Prevention, Recognition, and Management of Spine Surgery ComplicationsDespite the lengthy title of this news article, it doesn't really begin to tell you about all the information contained within! First, the specific spine surgery in question is anterior lumbar (from the front of the low back).
This type of surgery is done for spinal instability that requires fusion, tumors that have to be removed, and infection that must be cleaned out. Not to mention disk degeneration, trauma, spinal deformity, and other causes of nerve impingement requiring surgery.
Whatever they are called -- complications, problems, or adverse events -- anything that occurs during or after the procedure that has a negative effect on the patient's outcomes (results) is the focus. Any problems from the surgery that require additional treatment (e.g., blood clots, failure of the wound to heal, nerve damage) are also considered complications.
There are many different ways to classify or group complications. If we just look at it from a timeline point-of-view, then there's intraoperative (during surgery) and postoperative (anytime after surgery up to six weeks) complications. But other categories of complications include problems that occurred as a result of the patient position, device-related (implants), or approach (anterior versus posterior incision).
Interbody implants (cages or bone graft placed in between the vertebrae where the disc was removed) can cause problems if they are too small, too tight, too loose, or too narrow. It takes a lot more skill and planning than we might realize for the surgeon to select and put in place the right-sized interbody fusion implants.
The anterior approach is necessary when the risk of spinal cord or nerve root damage is too great using a posterior approach. In the case of tumors or infection, the location of the problem may dictate the use of an anterior incision. But there are a lot of organs, arteries, veins, and deep muscles that can get nicked (cut) by accident during the procedure.

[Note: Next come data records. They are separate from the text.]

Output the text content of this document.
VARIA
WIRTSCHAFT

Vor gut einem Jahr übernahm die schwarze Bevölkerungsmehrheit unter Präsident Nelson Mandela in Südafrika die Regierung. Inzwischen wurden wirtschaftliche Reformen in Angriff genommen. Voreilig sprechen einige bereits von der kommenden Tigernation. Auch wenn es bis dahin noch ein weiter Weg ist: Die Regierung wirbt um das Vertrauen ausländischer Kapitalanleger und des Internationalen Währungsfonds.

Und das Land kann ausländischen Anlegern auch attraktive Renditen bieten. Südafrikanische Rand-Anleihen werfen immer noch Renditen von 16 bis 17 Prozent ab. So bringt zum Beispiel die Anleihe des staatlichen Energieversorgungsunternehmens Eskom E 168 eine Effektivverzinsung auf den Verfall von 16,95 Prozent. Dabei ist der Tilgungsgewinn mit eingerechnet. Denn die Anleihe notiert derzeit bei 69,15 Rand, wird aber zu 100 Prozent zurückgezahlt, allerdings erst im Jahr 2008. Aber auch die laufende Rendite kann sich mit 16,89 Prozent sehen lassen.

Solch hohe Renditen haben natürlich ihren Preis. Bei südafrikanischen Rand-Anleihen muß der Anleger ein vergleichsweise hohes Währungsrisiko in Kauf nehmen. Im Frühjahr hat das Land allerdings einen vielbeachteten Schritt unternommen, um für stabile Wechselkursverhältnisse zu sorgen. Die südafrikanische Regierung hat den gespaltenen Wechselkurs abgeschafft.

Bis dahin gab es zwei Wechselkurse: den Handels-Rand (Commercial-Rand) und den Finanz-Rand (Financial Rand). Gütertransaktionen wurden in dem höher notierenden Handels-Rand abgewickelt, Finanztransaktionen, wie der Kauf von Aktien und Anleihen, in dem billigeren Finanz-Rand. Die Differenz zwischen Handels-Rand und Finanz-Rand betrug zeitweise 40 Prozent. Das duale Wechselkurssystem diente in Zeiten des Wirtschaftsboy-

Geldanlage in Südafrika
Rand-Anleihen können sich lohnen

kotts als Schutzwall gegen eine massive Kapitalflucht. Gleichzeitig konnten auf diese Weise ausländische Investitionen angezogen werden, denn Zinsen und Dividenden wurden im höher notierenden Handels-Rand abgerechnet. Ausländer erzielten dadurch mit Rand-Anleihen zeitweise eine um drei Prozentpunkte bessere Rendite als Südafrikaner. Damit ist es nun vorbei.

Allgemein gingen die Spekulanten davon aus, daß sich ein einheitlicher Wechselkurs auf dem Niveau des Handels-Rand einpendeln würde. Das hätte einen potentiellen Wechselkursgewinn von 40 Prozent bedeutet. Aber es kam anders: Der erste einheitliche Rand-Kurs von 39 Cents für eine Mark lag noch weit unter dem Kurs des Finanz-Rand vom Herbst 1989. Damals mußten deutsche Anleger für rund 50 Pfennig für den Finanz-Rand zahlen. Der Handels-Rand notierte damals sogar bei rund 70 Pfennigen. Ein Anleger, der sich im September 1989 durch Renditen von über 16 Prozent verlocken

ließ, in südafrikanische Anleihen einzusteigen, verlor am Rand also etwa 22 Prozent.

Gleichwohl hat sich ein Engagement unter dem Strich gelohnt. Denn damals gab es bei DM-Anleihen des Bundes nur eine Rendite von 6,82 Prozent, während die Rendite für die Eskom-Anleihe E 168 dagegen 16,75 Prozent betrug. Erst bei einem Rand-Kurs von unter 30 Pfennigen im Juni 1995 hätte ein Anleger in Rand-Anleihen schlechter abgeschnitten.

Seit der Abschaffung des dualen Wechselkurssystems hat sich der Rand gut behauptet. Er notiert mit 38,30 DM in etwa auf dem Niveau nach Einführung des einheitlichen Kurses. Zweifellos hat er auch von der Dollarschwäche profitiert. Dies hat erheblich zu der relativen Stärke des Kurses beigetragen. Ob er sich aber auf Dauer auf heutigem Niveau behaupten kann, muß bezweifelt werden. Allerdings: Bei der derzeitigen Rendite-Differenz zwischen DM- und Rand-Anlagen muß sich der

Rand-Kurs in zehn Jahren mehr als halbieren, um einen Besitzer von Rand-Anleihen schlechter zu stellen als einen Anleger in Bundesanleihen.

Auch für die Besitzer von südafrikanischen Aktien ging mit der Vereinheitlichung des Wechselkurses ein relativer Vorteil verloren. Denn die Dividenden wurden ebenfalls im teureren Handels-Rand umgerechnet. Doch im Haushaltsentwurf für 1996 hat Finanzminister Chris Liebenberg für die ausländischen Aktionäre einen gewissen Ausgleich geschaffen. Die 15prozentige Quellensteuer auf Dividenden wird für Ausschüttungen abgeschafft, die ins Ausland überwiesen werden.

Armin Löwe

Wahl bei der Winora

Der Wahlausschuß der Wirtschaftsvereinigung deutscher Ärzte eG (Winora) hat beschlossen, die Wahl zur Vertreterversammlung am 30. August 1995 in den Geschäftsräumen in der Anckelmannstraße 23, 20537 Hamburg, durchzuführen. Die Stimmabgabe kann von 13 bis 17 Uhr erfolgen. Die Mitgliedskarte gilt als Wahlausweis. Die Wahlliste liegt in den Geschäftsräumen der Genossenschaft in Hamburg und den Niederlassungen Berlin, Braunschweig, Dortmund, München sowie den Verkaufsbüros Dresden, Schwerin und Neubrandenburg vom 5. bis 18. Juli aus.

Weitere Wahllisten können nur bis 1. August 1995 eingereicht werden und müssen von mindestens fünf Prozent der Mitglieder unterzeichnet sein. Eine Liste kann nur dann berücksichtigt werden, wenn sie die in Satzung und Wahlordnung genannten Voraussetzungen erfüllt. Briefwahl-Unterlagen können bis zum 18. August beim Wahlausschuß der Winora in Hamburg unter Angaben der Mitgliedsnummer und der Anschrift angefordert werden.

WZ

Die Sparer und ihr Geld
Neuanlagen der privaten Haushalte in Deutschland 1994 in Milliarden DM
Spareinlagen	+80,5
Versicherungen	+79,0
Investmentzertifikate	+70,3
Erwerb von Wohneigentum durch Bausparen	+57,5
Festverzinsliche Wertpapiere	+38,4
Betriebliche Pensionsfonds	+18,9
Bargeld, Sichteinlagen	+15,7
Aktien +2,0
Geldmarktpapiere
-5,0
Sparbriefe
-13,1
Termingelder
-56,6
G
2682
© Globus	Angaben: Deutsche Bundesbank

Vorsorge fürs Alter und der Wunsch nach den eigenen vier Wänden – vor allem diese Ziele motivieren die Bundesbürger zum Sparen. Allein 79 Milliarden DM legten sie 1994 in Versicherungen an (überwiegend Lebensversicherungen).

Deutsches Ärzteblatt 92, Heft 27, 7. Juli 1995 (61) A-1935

Adverse events linked with the anterior approach tend to be vascular (damage to blood vessels), visceral (injury to abdominal organs including the bowel), and neural structures (traction or cutting of nerve roots or nerve groups).
When removing the disk and replacing it with a metal cage and/or bone graft material, the surgeon must be careful not to over distract the two opposing vertebral bodies. Pulling the two vertebrae too far apart in order to get the disc out and put the cage in is the single most common cause of nerve root injury. Pull or traction on the nerve root causing nerve damage may be temporary but it takes a long time to recover.
Men are at risk for damage to the nerves controlling penis erection and ejaculation. Sometimes a problem called retrograde ejaculation develops. Instead of propelling the semen forward and out the penis, it goes backwards and into the bladder. Not everyone recovers from this problem. In fact, only about one-third regain complete sexual function. Young men should be fully informed about the possibility of this complication with anterior spinal surgery.
Of course, every surgeon does everything possible to avoid procedure, patient, or device-related complications. The use of fluoroscopy, a real-time, three-dimensional) type of X-ray helps guide the surgeon. Even with fluoroscopy, ileus (paralyzed bowel) can develop.
When any type of problem does arise, the next best thing is to manage it well and prevent the need for additional surgery. Management depends on what the problem is. For example, bleeding complications such as uncontrolled bleeding can result in serious complications (e.g., paralysis).
Blood clots can cut off blood supply in the legs or travel to the lungs and cause death. Watching for and recognizing early signs and symptoms is a key to prevention fatal blood clots. Pulses in the feet, skin color, and oxygen levels are measured frequently to assure proper blood circulation.
In summary, any type of surgery comes with its own set of potential complications. Spinal surgeons do everything they can to prevent and avoid such problems right from the start. Patients must be warned what to expect should something go wrong as a result of the surgery itself. Fortunately such adverse events are rare and usually temporary. With quick intervention, the problem can be managed quite well.
John K. Czerwein, Jr, MD, et al. Complications of Anterior Lumbar Surgery. In Journal of the American Academy of Orthopaedic Surgeons. May 2011. Vol. 19. No. 5. Pp. 251-257.